Increased Tax-Free Trading Allowance in the UK

Increased Tax-Free Trading Allowance in the UK
Charlotte Baroukh

Charlotte Baroukh

Tax Expert @ Pie

3 min read

Updated: 5 Jun 2025

3 min read

Updated: 5 Jun 2025

The UK government has confirmed a major shift in tax reporting requirements for small-scale earners and side hustlers. From the 2027/28 tax year, those earning up to £3,000 from trading or property income will no longer need to register for Self Assessment, provided they have no other reason to do so.


This new £3,000 Self Assessment threshold, not to be confused with the existing £1,000 tax-free trading allowance, was first outlined in the March 2024 Budget and formally confirmed in March 2025 by Exchequer Secretary James Murray MP.

Understanding the £1,000 Trading Allowance

The trading allowance, introduced in 2017, allows individuals to earn up to £1,000 in gross trading income tax-free, without having to report it to HMRC. This applies to earnings from:

  • Freelancing or gig work
  • Selling handmade or second-hand items online
  • Running a hobby business or casual service (e.g., tutoring, pet care)

This £1,000 allowance remains unchanged and is separate from the newly announced £3,000 reporting threshold.

What’s Actually Changing And When?

Under the new policy coming in from April 2027 (the 2027/28 tax year), you will no longer be required to file a Self Assessment return if your income from trading or property is under £3,000, and you have no other reason to submit a tax return. Important distinction:

  • You’ll still be taxable on anything above £1,000, unless your expenses are higher.
  • But you won’t have to register for Self Assessment if your total is below £3,000 and you’re not otherwise required to file.

This measure is part of HMRC’s ongoing effort to simplify compliance, reduce paperwork, and ease pressure on taxpayers and their systems.

Why the Change Matters

Chancellor Jeremy Hunt described this move as a modern, pro-growth step to simplify tax for millions of part-time and gig economy workers.It tackles two key problems:

  1. Unnecessary tax returns from people with small amounts of income
  2. Administrative overload at HMRC

With more people earning small sums through platforms like Etsy, Vinted, Airbnb, and social media, this change reflects the reality of modern income streams.

Examples of Who Will Benefit

  • A student earning £1,800 per year by reselling clothes online
  • A tutor making £2,000 annually from casual weekend lessons
  • A hobbyist baker selling cakes locally for £2,500 per year

None of these individuals would need to file a tax return under the new rules, as long as they don’t have any other reportable income (like property, capital gains, or foreign income).

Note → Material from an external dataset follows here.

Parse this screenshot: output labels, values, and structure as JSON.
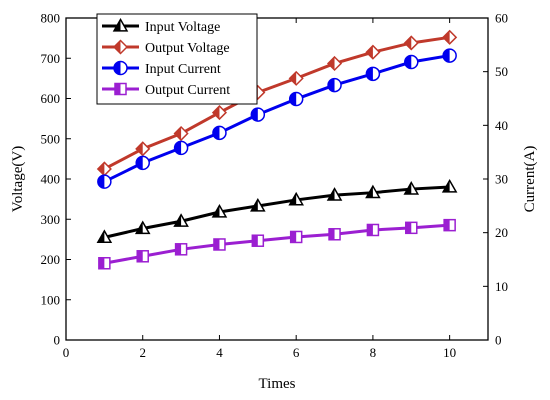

However, if any of them exceed £1,000, they may still owe tax, and will need to pay it through a simplified online process, without full registration.

Digital Platforms Still Report Income

While reporting rules are relaxing, don’t assume this means HMRC isn’t watching. Platforms like Etsy, Airbnb, and YouTube are required to share income data with HMRC under international information-sharing agreements. So, even if you don’t file a return, HMRC could be aware of your income, and you’ll still need to stay within the £3,000 limit to avoid registration.

Conclusion

This update represents a real win for low-earning self-starters. From 2027, casual traders earning up to £3,000 will be freed from the burden of filing tax returns, a change that acknowledges the shift in how people earn in today’s economy.


But make no mistake: the £1,000 tax-free trading allowance is still the cut-off for paying tax. The £3,000 threshold only determines whether you need to file. As ever, clarity and good recordkeeping are essential. If you’re unsure where you fall or how this affects your own earnings, speak with a tax adviser, or give us a shout at Pie.

Frequently Asked Questions

Is the trading allowance increasing to £3,000?

The £1,000 trading allowance remains unchanged. What’s increasing is the Self Assessment threshold for low earners, from £1,000 to £3,000 starting 2027/28.

Do I need to pay tax if I earn less than £3,000?

Possibly. You still owe tax on income above £1,000 unless you can deduct allowable expenses. But you won’t need to register for Self Assessment if your total is below £3,000 and you have no other taxable income.

When does the new £3,000 threshold take effect?

Yes. If your trading income exceeds £3,000, you must register for Self Assessment and report your income, even if you qualify for partial tax relief.

Will digital platforms still report my income to HMRC?

Yes. Platforms like Airbnb, Etsy, and YouTube share data with HMRC, even if you don’t register for Self Assessment.

Can I still claim expenses if I earn under £3,000?

Only if you’re registered for Self Assessment. If you don’t register (because your income is below the threshold), you can’t deduct expenses. But you can use the trading allowance instead.